In my years as a cyclist, I’ve tried dozens of different tubes. Like everyone, I started with the standard butyl tubes, which are to tire inflation what a mentor told me turkeys are to survival: They just look for ways to die. He grew up in a family that farmed turkeys, so his perspective was informed by life with them prior to late November. That butyl tubes are still so dominant is a mystery to me.
I tried latex tubes. Most latex tubes provide to be surprisingly fragile and often split along seams or where the valve was fixed to the tube. Put one in your seat bag and it was likely to be ruined after a week’s-worth of riding.
I tried polyurethane tubes back when that was a passing thing for about the length of Tiffany’s singing career in the 1980s. They were difficult to patch and prone to other issues, not least of which was the fact that they still punctured with relative ease.

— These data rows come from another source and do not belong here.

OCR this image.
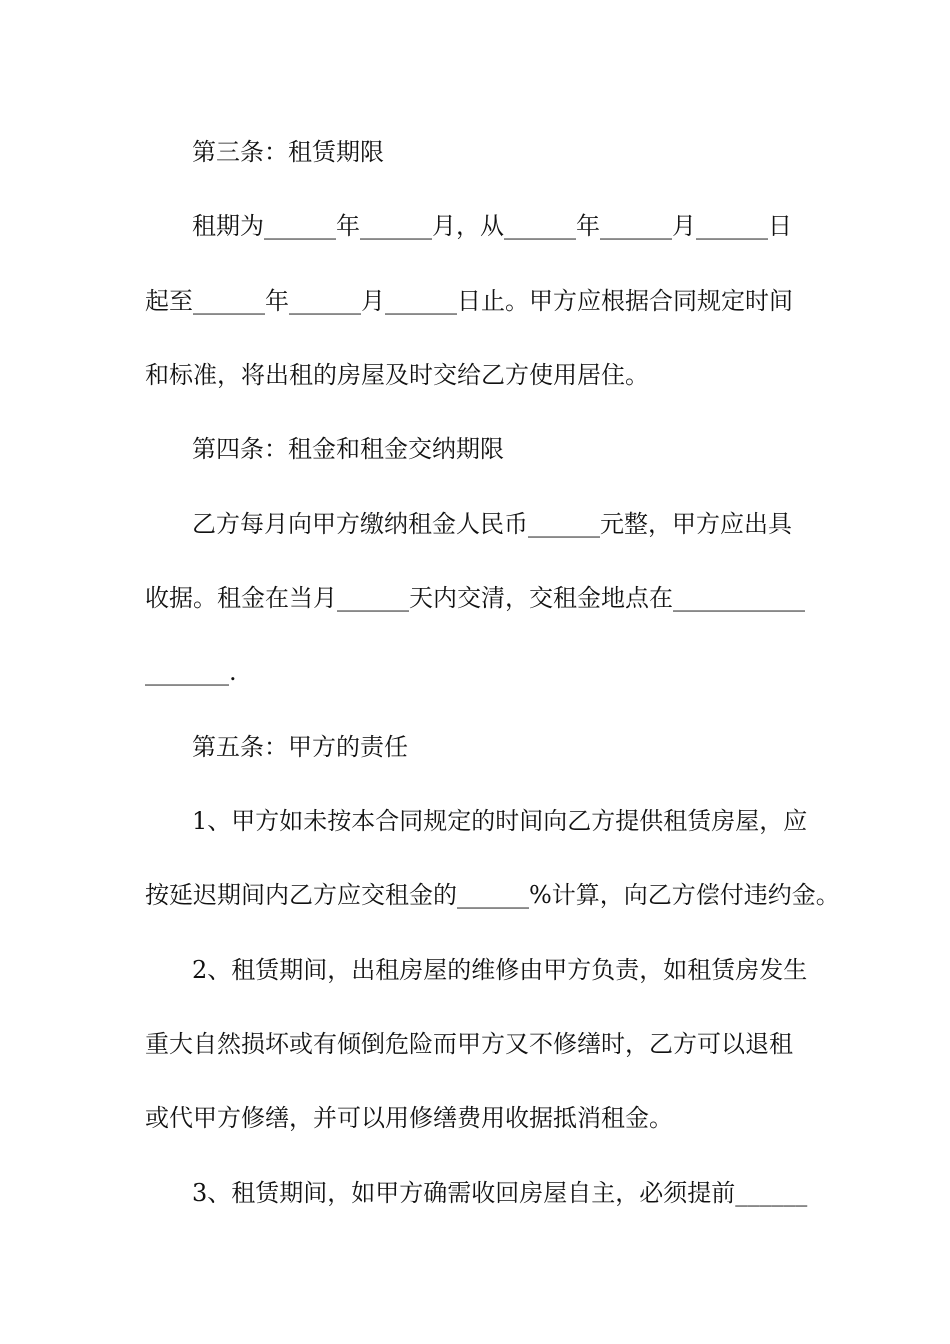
第三条：租赁期限
租期为______年______月，从______年______月______日
起至______年______月______日止。甲方应根据合同规定时间
和标准，将出租的房屋及时交给乙方使用居住。
第四条：租金和租金交纳期限
乙方每月向甲方缴纳租金人民币______元整，甲方应出具
收据。租金在当月______天内交清，交租金地点在___________
_______.
第五条：甲方的责任
1、甲方如未按本合同规定的时间向乙方提供租赁房屋，应
按延迟期间内乙方应交租金的______%计算，向乙方偿付违约金。
2、租赁期间，出租房屋的维修由甲方负责，如租赁房发生
重大自然损坏或有倾倒危险而甲方又不修缮时，乙方可以退租
或代甲方修缮，并可以用修缮费用收据抵消租金。
3、租赁期间，如甲方确需收回房屋自主，必须提前______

Then there were the butyl-lined latex tubes, which were meant to hold air better but provide the rolling and puncture resistance of a latex tube. While they had the puncture resistance of a latex tube, they also dried out as easily as a latex tube and had the rolling resistance of a butyl tube. Not super compelling.
So when I ran across Tubolito at the Sea Otter Classic last spring, I was intrigued and hopeful, but knew to check my enthusiasm at the saddle. Everything on paper looked good, but I couldn’t help but wonder how things would go out on the road.
Let’s cover some basics. Tubolito tubes come in basically every size you are likely to need for an adult’s bicycle: 700C, 29-inch, 27.5-inch, 26-inch and 20-inch. The 29, 27.5 and 20 each come in two widths, and there are two different weights with differing degrees of puncture resistance. The 700C comes in two weights for road use as well as a width and weight appropriate to gravel use. The road tubes come in three valve lengths (42, 60 and 80mm), while the gravel width comes with two (42 and 60mm). Valve stems are removable, so it’s possible to swap out for a different length; this is also handy if you have a really tiny seat bag. They also offer sizes for city and cargo bikes.
A Tubolito “S” or spare on the left, their standard in the middle, and that thing we’ve suffered with way too long on the right.
Let’s talk about that weight for a moment. Most standard tubes for road use with a long-ish valve stem will weigh somewhere between 140 and 160 grams. Lightweight tubes will run in the 80-100g range. A stout gravel tube can weigh upward of 180g. Now compare that with 38g for the standard weight Tubolito and 23g for the lightweight version. The gravel version? Just 54g. So when Tubolito claims their tubes weigh 2/3 what a standard one does, that’s conservative; in some instances, even at an apples-to-apples comparison, the savings can be more like 3/4.
Tubolito claims the tubes are twice as puncture resistant as butyl tubes. This is a claim I can’t verify. What I can say is that once I did flat and then realized the sealant wasn’t sealing, I popped one of the gravel tubes in the tire. The good thing about dried up sealant is that it makes inserting the tube a good deal less messy. Hooray. Maybe.
Impatience being a fault in the human condition, I took off with maybe only 30 psi in the tire. I needed to get home. My rush ended up with rewarding me with two tire-to-rim rock hits, just the sort that caused me to slow and look down at my rear tire, waiting for the inevitable hiss and ever widening casing. But it didn’t happen. Considering those hits were both as hard as the one that resulted in the flat in the first place, I considered that about as objective a measure as I was going to achieve. Tubolito’s own data suggests that a standard tube requires about 7.5Nm of force to puncture it (lightweight tubes only require about 5Nm), while a standard Tubolito tube requires more like 21Nm of force to puncture, making it nearly three times as strong.
Plus, Tubolitos can be patched.
Tubolitos hold pressure at a rate roughly equivalent to a standard butyl tube, certainly, much longer than a latex tube.
The secret sauce to Tubolito harkens back to a material mentioned earlier in this review: polyurethane. Tubolito uses a material referred to as TPU, which has been used in speaker diaphragms. Don’t get me started about what happened with speakers when high-end manufacturers began switching from basically paper to mylar and polyurethane (in short, clarity improved and speakers got louder for the same wattage). TPU is a thermoplastic polyurethane elastomer, a sub-species of the TPE family of materials.
In a world where every improvement seemingly comes with some ominous caveat, Tubolito is a nearly faultless product. Considering that there are bike shops charging $11-12 for normal butyl inner tubes, spending $34.90 for a standard tube or $37.90 for the “spare” version, I find the price to be utterly reasonable. Spending triple the cost of a normal tube to replace a fault-prone product in favor of one that is faster, weighs roughly 1/4 of the original and is at least three times as strong, plus is small enough that two tubes can be fit in the space occupied by one butyl tube, well if that ain’t a bargain, I don’t know what is.
Final thought: Stronger, lighter, faster. Pick all three.